Comédien de premier plan, au charisme fascinant et malsain, silhouette instable et menaçante, Daniel Duval n’a pas le même talent derrière la caméra. Certaines scènes sont très réussies, à l’image de ce plan d’ouverture superbe et étrange où une vieille dame fatiguée traîne une chaise et finit par s’asseoir au beau milieu d’un carré de verdure dans une banlieue sinistre ou de ce moment effrayant où Miou-Miou se tape la tête contre la vitre d’une maison de passe et jusqu’à la briser et à s’ouvrir le front. On pourrait aussi citer la terrible punition infligée à des « clients » indélicats, aux effluves bis et malsaines. Mais Duval échoue sur le point le plus important : la relation entre Marie et Gérard. On ne croit pas un seul instant à l’histoire d’amour entre la jeune prostituée et le proxénète sadique et looser. Et c’est toute cette spirale infernale, la justification même de la fuite impossible de Miou-Miou qui en prend un coup. La répétitivité dans le glauque lasse très vite quand elle ne nous amène pas à en rire, nerveusement. Un comble.
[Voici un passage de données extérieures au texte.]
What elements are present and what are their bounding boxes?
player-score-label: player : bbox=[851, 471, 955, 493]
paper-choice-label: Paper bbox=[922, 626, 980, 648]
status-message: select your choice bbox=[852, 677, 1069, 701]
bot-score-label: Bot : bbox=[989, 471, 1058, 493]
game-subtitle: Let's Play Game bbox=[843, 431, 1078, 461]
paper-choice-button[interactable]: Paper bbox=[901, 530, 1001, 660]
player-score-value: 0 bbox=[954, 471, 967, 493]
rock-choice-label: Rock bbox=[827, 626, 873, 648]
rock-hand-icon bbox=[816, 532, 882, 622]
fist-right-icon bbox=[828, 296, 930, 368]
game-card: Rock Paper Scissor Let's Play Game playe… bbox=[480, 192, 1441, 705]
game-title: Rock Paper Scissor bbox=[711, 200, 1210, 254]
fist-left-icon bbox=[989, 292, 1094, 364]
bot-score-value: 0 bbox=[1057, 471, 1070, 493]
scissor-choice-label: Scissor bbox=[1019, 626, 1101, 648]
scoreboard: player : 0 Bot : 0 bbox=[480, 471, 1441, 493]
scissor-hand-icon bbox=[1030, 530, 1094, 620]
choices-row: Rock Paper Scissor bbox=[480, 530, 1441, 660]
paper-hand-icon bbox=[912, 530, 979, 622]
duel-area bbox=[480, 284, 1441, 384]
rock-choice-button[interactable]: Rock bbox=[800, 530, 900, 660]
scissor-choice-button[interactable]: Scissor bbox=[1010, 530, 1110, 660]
Surestimé, La dérobade avance laborieusement, ne sachant parfois que faire d’un casting pourtant riche en gueules et en talents divers (Niels Arestrup, Jean Benguigui, Jean-Claude Dreyfus et, plus triste encore, une Maria Schneider complètement éteinte). Miou-Miou elle-même, en dépit d’un courage certain et d’une prestation jusqu’au boutiste et masochiste, ne fait guère d’étincelles. Mais la palme du pire revient à Vladimir Cosma et à ses atroces compositions, totalement cheaps et jamais adaptées à la situation, sans doute les pires de sa longue carrière. Elles achèvent de défigurer les intentions pourtant louables (et même d’utilité publique) de La dérobade.
Image
Fruit d’une restauration minutieuse entreprise par TF1 et le CNC, le nouveau master 4k de La dérobade offre une nouvelle jeunesse à un film jusqu’alors invisible. Couleurs et textures des intérieurs feutrés et sordides des bordels et des « bars à hôtesses » y gagnent considérablement avec un grain discret et habilement filtré. Un rendu cinéma épatant qui aurait sans doute mérité un pressage en UHD. En l’état, Tamasa prouve une fois de plus le sérieux indiscutable de son travail de patrimoine.
Son
Un mono à la pureté cristalline. Les trémolos de la musique ne saturent jamais, les dialogues sont clairs en toutes circonstances avec un mixage équilibré. Très belle présence des ambiances, des bruits de ruelles et de couloirs qui révèle le soin apporté à un montage son très immersif et ce, sans avoir à s’appuyer sur des effets multicanaux.
Interactivité
Dernière compagne de Daniel Duval avant sa mort en 2013, Fabienne Vette revient sur ses souvenirs de La dérobade et révèle la relation douce-amère entre le réalisateur et son film, vexé jusqu’à la fin de l’absence de Miou-Miou à la remise de son César. Ses propos sont entrecoupés avec ceux, nettement plus analytiques, du critique et réalisateur Bernard Payen. Un module passionnant, entre subjectivité et cinéphilie pure, et qui donnerait presque envie de revoir le film. Presque. Car la bande-annonce de L’Ombre des châteaux nous redirige davantage vers les premières œuvres de Daniel Duval avec une indéniable curiosité.
Liste des bonus
« À bonne distance », entretien avec Fabienne Vette et Bernard Payen (45′), Bandes-annonces de La dérobade et L’ombre des châteaux.